Treat data as a strategic asset essential to competitive differentiation and invest in scalable and real-time data infrastructure. (Category 5)
Intuit, Tesla, ServiceNow, Visa, American Express, JPMorgan Chase, Morgan Stanley, Walmart, Siemens

Table 2: The characteristics of AI-first companies

In my book The Flagship Experience, I provide a blueprint of how automakers and their Tier 1 suppliers can use the transition to software-defined new energy vehicles to transform into AI-first companies and provide a new end-to-end customer experience. I describe the culture and people changes that will need to be adopted and how business processes will need to be redesigned. Incumbent automakers have embraced AI as an adjunct to their existing processes, rather than placing it at the core of redesigned processes.
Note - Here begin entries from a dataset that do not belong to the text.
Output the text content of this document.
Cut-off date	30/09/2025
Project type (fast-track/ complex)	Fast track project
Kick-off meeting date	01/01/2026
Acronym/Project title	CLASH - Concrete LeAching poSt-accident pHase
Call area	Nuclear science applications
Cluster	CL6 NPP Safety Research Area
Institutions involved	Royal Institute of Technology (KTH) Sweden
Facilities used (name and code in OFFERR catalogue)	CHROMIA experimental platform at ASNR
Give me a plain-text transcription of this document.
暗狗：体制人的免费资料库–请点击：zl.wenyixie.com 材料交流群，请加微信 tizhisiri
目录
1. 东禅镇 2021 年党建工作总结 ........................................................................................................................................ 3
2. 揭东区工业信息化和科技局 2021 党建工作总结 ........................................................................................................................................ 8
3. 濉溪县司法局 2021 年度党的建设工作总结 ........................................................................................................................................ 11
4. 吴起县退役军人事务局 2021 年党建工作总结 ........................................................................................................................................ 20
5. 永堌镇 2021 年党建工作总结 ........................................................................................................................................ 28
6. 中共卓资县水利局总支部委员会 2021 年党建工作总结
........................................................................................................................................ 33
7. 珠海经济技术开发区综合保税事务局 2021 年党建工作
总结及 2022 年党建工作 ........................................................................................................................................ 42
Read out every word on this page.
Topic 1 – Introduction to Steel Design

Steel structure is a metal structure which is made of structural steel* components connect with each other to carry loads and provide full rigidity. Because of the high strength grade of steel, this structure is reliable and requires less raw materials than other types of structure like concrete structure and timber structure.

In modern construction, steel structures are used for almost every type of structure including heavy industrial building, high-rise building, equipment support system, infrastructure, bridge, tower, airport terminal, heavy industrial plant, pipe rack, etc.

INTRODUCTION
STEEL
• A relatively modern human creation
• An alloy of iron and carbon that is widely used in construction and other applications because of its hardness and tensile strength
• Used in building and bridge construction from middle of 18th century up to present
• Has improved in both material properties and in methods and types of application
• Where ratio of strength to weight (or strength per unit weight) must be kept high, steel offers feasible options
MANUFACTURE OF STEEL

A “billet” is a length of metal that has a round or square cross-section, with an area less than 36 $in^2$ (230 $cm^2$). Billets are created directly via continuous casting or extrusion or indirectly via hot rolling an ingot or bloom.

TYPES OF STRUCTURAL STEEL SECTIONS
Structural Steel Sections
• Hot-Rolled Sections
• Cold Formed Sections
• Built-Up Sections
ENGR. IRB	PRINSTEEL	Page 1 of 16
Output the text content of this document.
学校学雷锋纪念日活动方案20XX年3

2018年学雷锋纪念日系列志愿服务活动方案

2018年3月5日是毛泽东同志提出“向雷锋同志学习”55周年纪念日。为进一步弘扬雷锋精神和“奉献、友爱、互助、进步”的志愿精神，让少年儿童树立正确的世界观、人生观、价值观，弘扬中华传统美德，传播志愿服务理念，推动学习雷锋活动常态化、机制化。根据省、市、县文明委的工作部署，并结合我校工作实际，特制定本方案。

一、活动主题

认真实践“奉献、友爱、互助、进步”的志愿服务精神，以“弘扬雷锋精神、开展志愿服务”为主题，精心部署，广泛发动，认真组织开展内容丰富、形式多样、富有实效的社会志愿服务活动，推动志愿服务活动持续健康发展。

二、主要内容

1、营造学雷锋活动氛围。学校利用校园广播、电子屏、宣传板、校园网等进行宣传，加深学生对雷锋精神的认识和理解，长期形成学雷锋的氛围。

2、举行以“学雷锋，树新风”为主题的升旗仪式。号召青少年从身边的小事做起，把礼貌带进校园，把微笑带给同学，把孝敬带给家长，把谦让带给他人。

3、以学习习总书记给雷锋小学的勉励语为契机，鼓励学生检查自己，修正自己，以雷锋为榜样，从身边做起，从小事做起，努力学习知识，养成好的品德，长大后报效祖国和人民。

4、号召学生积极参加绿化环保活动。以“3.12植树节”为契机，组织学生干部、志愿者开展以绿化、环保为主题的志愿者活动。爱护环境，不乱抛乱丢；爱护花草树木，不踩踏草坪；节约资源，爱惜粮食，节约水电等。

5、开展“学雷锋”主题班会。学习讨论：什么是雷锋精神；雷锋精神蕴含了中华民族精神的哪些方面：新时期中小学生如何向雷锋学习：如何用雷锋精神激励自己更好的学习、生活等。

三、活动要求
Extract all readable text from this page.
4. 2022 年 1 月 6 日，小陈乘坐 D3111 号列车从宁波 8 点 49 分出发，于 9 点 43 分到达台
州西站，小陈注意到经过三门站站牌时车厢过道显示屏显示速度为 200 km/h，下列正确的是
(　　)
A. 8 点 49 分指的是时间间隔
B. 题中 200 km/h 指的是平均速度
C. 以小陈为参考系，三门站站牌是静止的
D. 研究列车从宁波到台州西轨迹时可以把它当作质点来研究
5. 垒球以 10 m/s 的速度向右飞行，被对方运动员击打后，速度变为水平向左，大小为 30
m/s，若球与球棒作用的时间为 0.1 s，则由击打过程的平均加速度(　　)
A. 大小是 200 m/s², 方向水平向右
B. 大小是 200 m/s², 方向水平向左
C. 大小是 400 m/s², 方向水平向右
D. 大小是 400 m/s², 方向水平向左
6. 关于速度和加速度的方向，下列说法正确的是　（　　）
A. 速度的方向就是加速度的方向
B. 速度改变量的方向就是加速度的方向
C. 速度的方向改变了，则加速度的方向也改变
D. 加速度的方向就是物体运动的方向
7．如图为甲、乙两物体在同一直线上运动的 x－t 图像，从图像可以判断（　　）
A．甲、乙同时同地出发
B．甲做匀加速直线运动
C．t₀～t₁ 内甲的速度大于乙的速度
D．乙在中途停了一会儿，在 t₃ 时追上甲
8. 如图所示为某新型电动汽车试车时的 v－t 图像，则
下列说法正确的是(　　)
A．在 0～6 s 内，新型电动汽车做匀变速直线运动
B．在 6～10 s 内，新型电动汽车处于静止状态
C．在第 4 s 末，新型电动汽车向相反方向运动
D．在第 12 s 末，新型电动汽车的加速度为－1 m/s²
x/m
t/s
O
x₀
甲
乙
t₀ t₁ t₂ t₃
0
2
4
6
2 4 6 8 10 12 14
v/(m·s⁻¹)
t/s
As a result, data and AI models, and by extension, software, are still not treated as key IP assets.

Conclusion

Becoming AI-first is no longer optional for companies that want to maintain a competitive edge in the age of discriminative and generative AI and continuous digital reinvention. The AI-first transformation requires reimagining not just processes and technology stacks but also culture, talent models, and governance frameworks. The companies that undertake this transformation will define their plan and timeline to execute it. The examples shared here prove that even large incumbents can reinvent themselves if they treat data and AI as strategic assets and fully integrate them into every facet of their business.